Located on the shore of Silver Lake, North of Waterloo's downtown core, sits Perimeter Institute.

The design is inspired by theoretical physics - information rich and complex in concepts. A large pool to the north of the institute reflects the cantilevered, three-storey series of zinc-and-glass offices. The anodize aluminium south façade contains an abstract pattern of punched windows and polished stainless-steel mechanical grills, reflecting the enigmatic subject of physics. The layout is arranged around two central spaces, the main hall and garden. The main hall provides direct access to all programs, with vertical circulation from the concrete staircases descending along one side of the atrium. Wooden ceilings of lounge spaces contrast the glass and concrete materiality of the atrium.

=== Communication, Culture, Information and Technology Building, University of Toronto at Mississauga (CCIT Building) ===
2004, Mississauga, Canada

At the edge of the university's campus, enclosed by a park and a courtyard garden, sits the CCIT building. The building is a place of occupancy, adjacency, and transition, as it creates a linear public circulation space between the Student Centre and the Library.

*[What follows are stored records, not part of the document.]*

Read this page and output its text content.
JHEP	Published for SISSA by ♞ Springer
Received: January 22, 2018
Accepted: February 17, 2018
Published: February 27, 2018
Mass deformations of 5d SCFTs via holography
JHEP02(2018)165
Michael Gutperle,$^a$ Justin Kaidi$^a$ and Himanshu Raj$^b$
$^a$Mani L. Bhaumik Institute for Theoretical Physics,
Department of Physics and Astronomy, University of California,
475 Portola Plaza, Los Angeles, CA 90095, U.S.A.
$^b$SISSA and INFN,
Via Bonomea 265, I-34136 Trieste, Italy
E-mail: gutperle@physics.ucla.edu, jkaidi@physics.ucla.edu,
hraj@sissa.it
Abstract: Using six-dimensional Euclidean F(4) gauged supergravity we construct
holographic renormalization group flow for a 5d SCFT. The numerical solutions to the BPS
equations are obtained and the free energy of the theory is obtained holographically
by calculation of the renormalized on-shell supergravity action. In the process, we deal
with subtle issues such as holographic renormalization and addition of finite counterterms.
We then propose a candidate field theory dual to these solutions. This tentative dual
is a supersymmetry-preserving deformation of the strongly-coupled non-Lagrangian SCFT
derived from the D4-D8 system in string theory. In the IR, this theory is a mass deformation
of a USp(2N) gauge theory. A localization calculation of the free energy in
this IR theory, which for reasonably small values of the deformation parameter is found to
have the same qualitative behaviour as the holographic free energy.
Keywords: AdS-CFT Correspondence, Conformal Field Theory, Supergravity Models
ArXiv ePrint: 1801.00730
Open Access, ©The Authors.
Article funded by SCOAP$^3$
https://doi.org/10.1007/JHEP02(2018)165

The concept was to bring the natural landscape through the building, into the courtyard garden, and through to the campus. The fully transparent glazed façade diminishes the line between the interior and exterior. Conceptual strands of landscape are vertically woven throughout the structure, connecting students and spaces together through bridges, ramps, platforms, and staircases. The building provides open and interactive spaces for its occupants, classrooms, and the outside environment.

=== Jardin des Premières Nations (First Nations Garden-Pavilion) ===
2001, Montreal, Canada

Within the Montreal Botanical Garden, this outdoor pavilion, built along the primary garden passageway, was built in commemoration of the Great Peace of Montreal of 1701.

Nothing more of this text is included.